3D non-invasive monitoring of water flow and solute transport processes with MERIT
Author:Axel Tillmann <a.tillmann@fz-juelich.de> (Forschungszentrum Jülich GmbH)
Egon Zimmermann <e.zimmermann@fz-juelich.de> (Forschungszentrum Jülich GmbH)
Andreas Kemna <a.kemna@fz-juelich.de> (Forschungszentrum Jülich GmbH)
Harry Vereecken <h.vereecken@fz-juelich.de> (Forschungszentrum Jülich GmbH)
Presenter:Axel Tillmann <a.tillmann@fz-juelich.de> (Forschungszentrum Jülich GmbH)
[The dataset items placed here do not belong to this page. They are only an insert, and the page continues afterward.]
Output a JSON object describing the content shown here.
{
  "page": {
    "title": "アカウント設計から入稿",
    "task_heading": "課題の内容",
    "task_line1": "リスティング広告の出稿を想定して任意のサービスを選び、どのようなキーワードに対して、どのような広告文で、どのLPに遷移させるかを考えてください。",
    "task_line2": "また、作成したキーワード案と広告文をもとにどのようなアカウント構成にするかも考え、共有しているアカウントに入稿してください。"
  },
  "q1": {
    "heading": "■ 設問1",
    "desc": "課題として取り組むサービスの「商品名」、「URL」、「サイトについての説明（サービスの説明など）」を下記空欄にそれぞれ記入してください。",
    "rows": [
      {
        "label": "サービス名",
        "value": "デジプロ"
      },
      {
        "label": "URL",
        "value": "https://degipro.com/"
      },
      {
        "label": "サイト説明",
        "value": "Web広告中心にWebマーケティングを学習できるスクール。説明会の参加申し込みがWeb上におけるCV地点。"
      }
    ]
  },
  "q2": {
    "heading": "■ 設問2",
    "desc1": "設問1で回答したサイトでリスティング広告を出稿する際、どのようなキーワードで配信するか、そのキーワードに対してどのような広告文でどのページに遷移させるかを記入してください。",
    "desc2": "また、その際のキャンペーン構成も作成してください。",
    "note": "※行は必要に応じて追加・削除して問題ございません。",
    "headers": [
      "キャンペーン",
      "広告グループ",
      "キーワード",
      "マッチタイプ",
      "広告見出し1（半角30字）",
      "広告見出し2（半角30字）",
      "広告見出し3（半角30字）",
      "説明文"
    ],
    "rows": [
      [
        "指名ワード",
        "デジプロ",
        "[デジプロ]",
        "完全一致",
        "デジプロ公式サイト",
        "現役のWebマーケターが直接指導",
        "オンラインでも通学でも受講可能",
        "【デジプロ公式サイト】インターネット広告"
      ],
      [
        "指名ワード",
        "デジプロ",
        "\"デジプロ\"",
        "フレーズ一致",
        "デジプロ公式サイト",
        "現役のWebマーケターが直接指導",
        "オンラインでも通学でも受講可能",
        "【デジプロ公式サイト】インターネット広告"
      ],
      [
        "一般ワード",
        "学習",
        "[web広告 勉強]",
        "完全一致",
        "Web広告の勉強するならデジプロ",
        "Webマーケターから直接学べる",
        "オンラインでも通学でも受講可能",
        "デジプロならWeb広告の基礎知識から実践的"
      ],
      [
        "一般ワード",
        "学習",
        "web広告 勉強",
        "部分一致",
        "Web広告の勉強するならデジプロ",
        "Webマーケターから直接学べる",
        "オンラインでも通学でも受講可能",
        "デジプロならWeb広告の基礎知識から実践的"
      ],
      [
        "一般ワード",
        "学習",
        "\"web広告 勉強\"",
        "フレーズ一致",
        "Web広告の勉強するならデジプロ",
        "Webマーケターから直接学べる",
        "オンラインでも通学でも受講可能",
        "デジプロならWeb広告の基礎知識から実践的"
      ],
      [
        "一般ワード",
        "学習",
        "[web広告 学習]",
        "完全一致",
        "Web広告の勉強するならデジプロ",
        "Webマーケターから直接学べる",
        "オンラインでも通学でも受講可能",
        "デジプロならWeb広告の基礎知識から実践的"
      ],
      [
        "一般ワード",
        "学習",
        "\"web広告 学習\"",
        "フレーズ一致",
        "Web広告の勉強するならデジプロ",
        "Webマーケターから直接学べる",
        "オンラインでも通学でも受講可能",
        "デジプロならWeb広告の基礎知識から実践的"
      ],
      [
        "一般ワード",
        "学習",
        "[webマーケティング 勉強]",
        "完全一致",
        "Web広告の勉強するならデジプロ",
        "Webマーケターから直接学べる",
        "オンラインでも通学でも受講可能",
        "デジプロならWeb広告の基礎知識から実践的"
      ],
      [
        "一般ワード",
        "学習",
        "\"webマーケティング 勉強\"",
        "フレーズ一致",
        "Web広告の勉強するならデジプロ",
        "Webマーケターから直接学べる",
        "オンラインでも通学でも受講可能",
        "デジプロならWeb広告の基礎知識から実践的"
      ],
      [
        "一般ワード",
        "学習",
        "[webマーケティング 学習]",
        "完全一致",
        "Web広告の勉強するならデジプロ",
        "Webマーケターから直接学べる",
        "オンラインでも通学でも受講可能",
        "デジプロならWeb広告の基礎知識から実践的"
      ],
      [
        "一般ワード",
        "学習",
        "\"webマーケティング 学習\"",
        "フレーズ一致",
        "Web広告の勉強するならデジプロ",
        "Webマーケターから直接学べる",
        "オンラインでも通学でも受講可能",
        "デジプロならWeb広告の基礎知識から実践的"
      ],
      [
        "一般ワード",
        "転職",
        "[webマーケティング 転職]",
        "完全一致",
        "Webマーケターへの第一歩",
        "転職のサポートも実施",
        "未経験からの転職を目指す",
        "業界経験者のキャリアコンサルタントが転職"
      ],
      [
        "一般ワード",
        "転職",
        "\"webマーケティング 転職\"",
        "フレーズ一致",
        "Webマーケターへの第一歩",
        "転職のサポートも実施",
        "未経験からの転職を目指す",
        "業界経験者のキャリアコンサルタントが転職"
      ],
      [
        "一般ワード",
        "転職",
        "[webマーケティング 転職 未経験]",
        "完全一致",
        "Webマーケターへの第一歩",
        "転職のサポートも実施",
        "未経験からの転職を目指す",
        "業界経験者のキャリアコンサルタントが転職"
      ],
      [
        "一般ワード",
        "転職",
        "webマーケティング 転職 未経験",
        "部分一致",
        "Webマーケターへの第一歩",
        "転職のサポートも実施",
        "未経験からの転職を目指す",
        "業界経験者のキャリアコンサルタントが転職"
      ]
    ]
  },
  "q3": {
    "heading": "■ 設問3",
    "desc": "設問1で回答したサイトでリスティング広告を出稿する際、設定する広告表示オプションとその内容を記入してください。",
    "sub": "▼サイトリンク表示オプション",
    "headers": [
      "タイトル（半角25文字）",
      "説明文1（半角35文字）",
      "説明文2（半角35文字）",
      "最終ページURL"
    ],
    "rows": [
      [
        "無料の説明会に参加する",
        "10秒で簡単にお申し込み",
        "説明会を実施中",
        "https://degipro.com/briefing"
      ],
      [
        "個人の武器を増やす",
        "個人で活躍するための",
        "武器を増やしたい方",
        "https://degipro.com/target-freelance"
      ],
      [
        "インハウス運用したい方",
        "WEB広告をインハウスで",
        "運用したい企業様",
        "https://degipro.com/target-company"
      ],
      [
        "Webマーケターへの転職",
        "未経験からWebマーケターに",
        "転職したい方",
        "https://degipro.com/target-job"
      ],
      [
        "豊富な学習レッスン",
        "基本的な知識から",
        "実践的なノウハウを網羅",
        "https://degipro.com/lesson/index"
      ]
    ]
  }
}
Date: 2006-06-18     Track: Special Sessions     Session: Hydrogeophysical data fusion
DOI:10.4122/1.1000000467

The non-invasive measurement of physical parameters in soils is an important tool for observation and sustainable management of soils and aquifers so as to preserve or to restore groundwater quantity and quality from natural or anthropogeneous effects. Therefore, a spatially and temporally highly resolved monitoring and characterization of soils and aquifers is often required. A broad range of mechanistic models that predict water flow and solute transport in the subsurface environment is available now. However, to use and validate these models a proper set of data must be collected, preferrably without disturbing the soil or aquifer system. We present Magneto-Electrical Resistivity Imaging Technique (MERIT) to monitor fluid flow and solute transport processes at multiple scales by simultaneous measurement of electric potential and magnetic field data. We performed numerical modeling of the electric potential and magnetic field during a solute transport process in a cylindrical soil column. The obtained synthetic data sets of the electric potential and magnetic field were simultaneous processed by a 3D inversion algorithm of Gauss-Newton-type in order to determine the electrical conductivity distribution within the sample. The inversion algorithm itself is based on a parameterization of the cylindrical column as a set of functionals. Additional knowledge about the specific hydrological process can be introduced into the inversion scheme by chosing an appropriate set of functionals. The results of the inversion process depending of the chosen functional set vary in it's reproduction of the true model, convergence behaviour and computational speed.